Des «saucisses» empaillées aux animaux naturalisés
Afin d'expliquer en quoi consiste son métier, Martin Zimmerli extrait du matériel de la grosse caisse de démonstration qu'il a posée sur sa table de travail. Peaux, croquis, corps artificiels, moulages: c'est tout un univers qui se dévoile à travers ces objets hétéroclites.
«Pour chaque animal, il faut d'abord prendre des mesures du cadavre. Je prépare à chaque fois des fiches avec les dimensions et des croquis», détaille le taxidermiste. Vient ensuite la confection d'un corps artificiel taillé dans du polyéthylène, une matière qui ressemble un peu à de la mousse expansive.
Des fils de fer complètent la structure, afin de fixer l'animal sur son support et de lui donner la position souhaitée. Une fois le corps artificiel sculpté selon les plans, Martin Zimmerli y applique la peau auparavant séparée du corps de l’animal, puis conservée.
Enfin vient une tâche qui peut s'apparenter à celle d'un sculpteur, un façonnage va permettre à la bête de «revivre». Il faut alors soigner tous les détails, dont les yeux: dans les tiroirs de son bureau, le naturaliste en a de toutes les tailles et de toutes les couleurs!
Avec le temps, les techniques se sont améliorées. d'ailleurs, on ne dit plus «empailler» un animal. Le taxidermiste reprend: «À l'époque, on bourrait de la paille dans les corps, ce qui fait que tous les animaux ressemblaient plus ou moins à des saucisses».
Bêtement morts par accident, mais finalement utiles
La technique décrite plus haut fonctionne pour tous les animaux à plumes ou à poils. Les poissons ou les batraciens sont plus difficiles à naturaliser en raison de la finesse de leur peau, note le taxidermiste, qui privilégie les moulages pour ces espèces-là.
À noter enfin que les bêtes ne sont pas tuées dans le but d'être naturalisées aux Muséum d'Histoire Naturelle de Neuchâtel, précise encore Martin Zimmerli: «Ce sont des animaux accidentés, les naturaliser est un moyen pour nous d'en faire quelque chose afin qu'ils ne soient pas bêtement morts».

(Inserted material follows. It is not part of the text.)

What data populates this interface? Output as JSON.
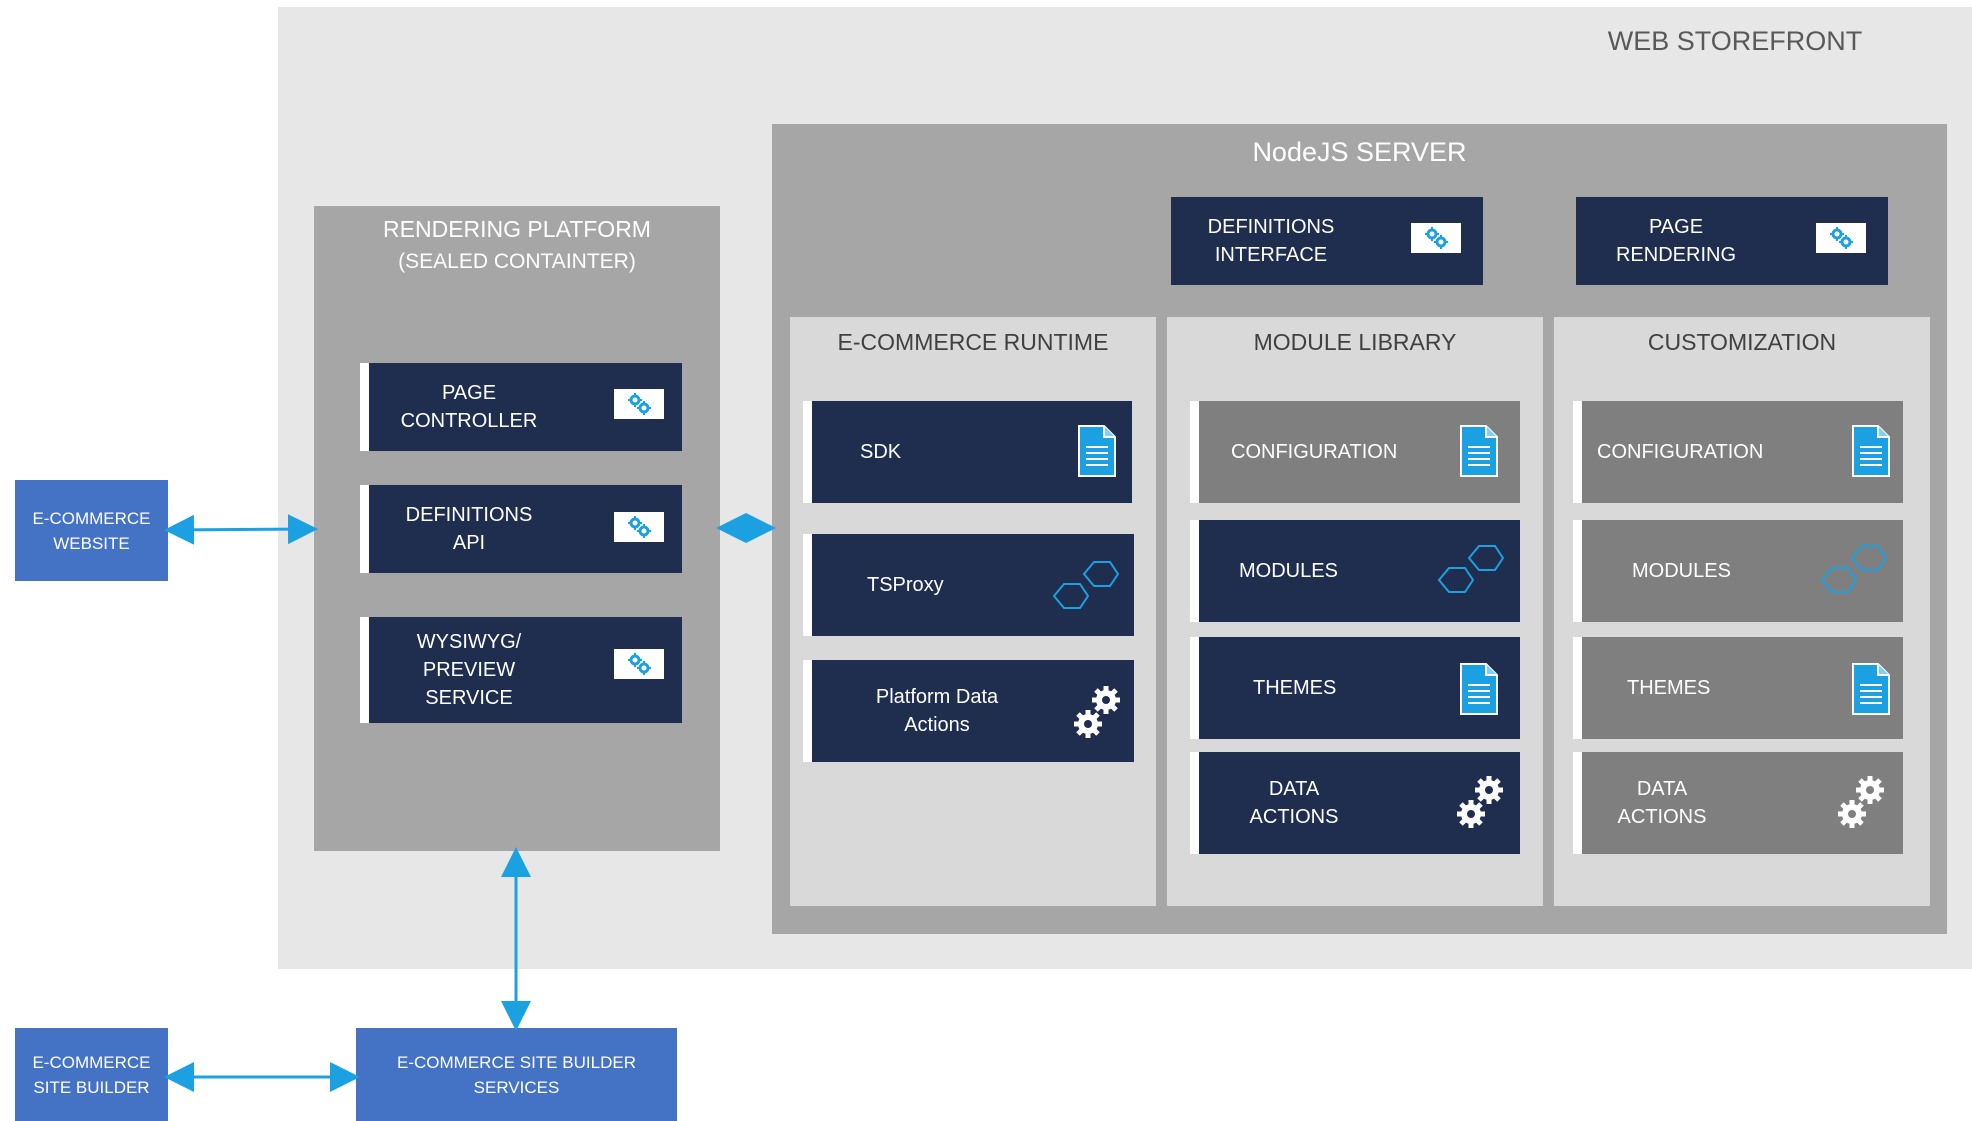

Les pièces réalisées sont ainsi utilisées à des fins scientifiques, leur étude permet de mieux connaître le patrimoine naturel du canton.
Le musée a aussi une mission pédagogique: les animaux y sont exposés dans des dioramas, ce qui permet au public de les observer dans des tableaux en trois dimensions représentant leur milieu naturel. D'autres sont prêtés à des expositions ou présentés lors d'événements en lien avec la nature.